E per la rubrica COSA CAZZO VUOL DIRE?, quest'oggi leggiamo quanto segue:

Answers opera nell’“esternalizzazione di processi di gestione di dati e documenti e nella digitalizzazione (back office) per conto di banche e grandi aziende ed offre servizi di call-center e Crm (front office), conto terzi. Ha sedi a Milano, Roma, Firenze, Pistoia e Pisa e fra i clienti annovera Tim, General Electric, Italgas, Henkel, Motorola, Banca Popolare di Lodi, IlSole24Ore, Cerit”.

(si notino non solo i contenuti, ma anche la punteggiatura, checcazzo!)


Orsù, operoso lettore: manda anche tu brani originali, ridicolmente incomprensibili, assurdamente irritanti come questo. Verranno inseriti qui, e letti da miliardi di persone, tra cui me per circa 1 miliardo di volte, che è questo più o meno quante volte ci torno qui, che le visite indicate in basso a destra son tutte mie.
Paperi a mazzi, a tutti. Ricoperti di cioccolato fuso (o merda, dipende da chi gli piace)
. 
Ah, inoltre, chi vuole e può:
esiste un documentario sul vostro (mio, no di certo) presidente del consiglio. È stato girato da una tv americana, e il vostro (riborda!) governo ne ha bloccato la diffusione NON SOLO in Italia, ma anche in occasione di una rassegna documentaristica tenutasi in Norvegia. Sono riusciti a trasmetterlo in Francia e Germania (Arte). Sfortunatamente (per loro), il documentario gira su internet. Scaricatelo: da Edonkey o Emule, basta ricercare “citizen Berlusconi” e mettere in download. Sono 700mb, ed è sottotitolato in italiano.
Chi non ha l'adsl si attrezzi;
si attrezzi o si uccida.

Paperi a pioggia, senza antenna.

ottobre 07, 2004

"Non capisco come fa uno a innamorarsi. La gente è idiota."
"a volte lo sono, ma guarda che colori hanno oggi gil alberi."
"e allora?"
"penso che sia più divertente vedere cose del genere insieme a qualcuno che da soli."
"può darsi... ma continuo a pensare che sia meglio vederle con una tigre che con una persona."
"be', questo è inutile dirlo."

ottobre 05, 2004

Il Dottor Merda riceve, e volentieri pubblica. Può tale appello cadere inascoltato? L'amico Luigi K. Scaramuzzino da Prato, qui, DEVE avere un seguito...
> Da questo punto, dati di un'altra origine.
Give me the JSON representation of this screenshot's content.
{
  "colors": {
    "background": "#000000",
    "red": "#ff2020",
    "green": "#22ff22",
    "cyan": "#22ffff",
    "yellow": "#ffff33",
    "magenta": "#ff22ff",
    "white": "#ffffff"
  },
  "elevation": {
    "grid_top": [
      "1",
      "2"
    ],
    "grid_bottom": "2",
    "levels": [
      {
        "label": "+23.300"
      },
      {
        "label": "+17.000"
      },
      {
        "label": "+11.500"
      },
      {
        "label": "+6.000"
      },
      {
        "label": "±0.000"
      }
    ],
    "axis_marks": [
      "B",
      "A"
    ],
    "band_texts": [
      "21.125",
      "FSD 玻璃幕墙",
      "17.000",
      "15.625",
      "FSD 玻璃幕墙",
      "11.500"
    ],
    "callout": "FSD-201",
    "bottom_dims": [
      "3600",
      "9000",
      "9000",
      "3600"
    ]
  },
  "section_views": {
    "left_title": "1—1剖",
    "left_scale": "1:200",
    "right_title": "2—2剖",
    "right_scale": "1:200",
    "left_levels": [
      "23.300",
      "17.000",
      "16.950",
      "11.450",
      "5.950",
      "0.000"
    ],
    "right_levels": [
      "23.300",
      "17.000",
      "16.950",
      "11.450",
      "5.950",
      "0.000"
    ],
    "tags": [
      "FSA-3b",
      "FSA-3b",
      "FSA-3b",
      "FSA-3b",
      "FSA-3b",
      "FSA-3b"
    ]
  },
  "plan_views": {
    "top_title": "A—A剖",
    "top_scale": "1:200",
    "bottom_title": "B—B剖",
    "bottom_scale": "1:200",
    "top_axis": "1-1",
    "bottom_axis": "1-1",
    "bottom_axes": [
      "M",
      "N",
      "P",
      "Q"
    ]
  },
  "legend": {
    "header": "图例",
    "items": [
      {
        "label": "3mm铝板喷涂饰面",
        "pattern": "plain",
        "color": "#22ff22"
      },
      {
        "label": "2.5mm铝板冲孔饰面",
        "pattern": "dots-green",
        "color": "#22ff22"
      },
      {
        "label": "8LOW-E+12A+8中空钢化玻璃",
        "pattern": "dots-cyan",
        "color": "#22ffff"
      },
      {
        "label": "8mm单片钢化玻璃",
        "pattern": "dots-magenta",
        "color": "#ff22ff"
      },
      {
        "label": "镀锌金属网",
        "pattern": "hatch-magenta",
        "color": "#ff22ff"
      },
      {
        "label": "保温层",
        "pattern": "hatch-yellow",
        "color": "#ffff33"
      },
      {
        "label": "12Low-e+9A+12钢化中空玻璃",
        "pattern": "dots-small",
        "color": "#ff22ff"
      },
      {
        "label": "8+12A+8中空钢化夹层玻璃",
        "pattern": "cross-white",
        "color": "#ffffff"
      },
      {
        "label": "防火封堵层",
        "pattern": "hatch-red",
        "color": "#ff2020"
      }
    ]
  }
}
"Gentili Consiglieri e Assessori del comune di Prato; cittadini tutti,

diciamoci la verità: noi pratesi non abbiamo mai goduto di buona fama in Italia. Del resto per lungo tempo non abbiamo goduto di fama alcuna, tant’è vero che fino a quando la ferrovia non ci ha resi una stazione obbligata per spostarsi su e giù per il nostro Bel Paese, parlando della nostra Città fuori dei confini regionali, si doveva dire “Prato in Toscana”.

Questa storica mancanza di attributi tradizionali da accoppiare all’immagine del pratese è terminata, con grande sollievo di tutti, nel corso del secolo scorso, durante il quale, grazie al benessere prodotto dall’esplosione della piccola e piccolissima impresa, il Nostro si è potuto fregiare delle qualifiche di “contadino arricchito”, “fanfarone rumoroso”, “evasore fiscale”, “ignorante superficiale e arrogante”.

Durante le fiere del tessile e le vacanze abbiamo cominciato a farci conoscere anche a livello internazionale come abili guidatori di fuoristrada in centri storici chiusi al traffico, e come impreparati frequentatori di ristoranti di livello ("Cameriere! Questo prosciutto puzza di pesce" "Ma signore, è salmone...")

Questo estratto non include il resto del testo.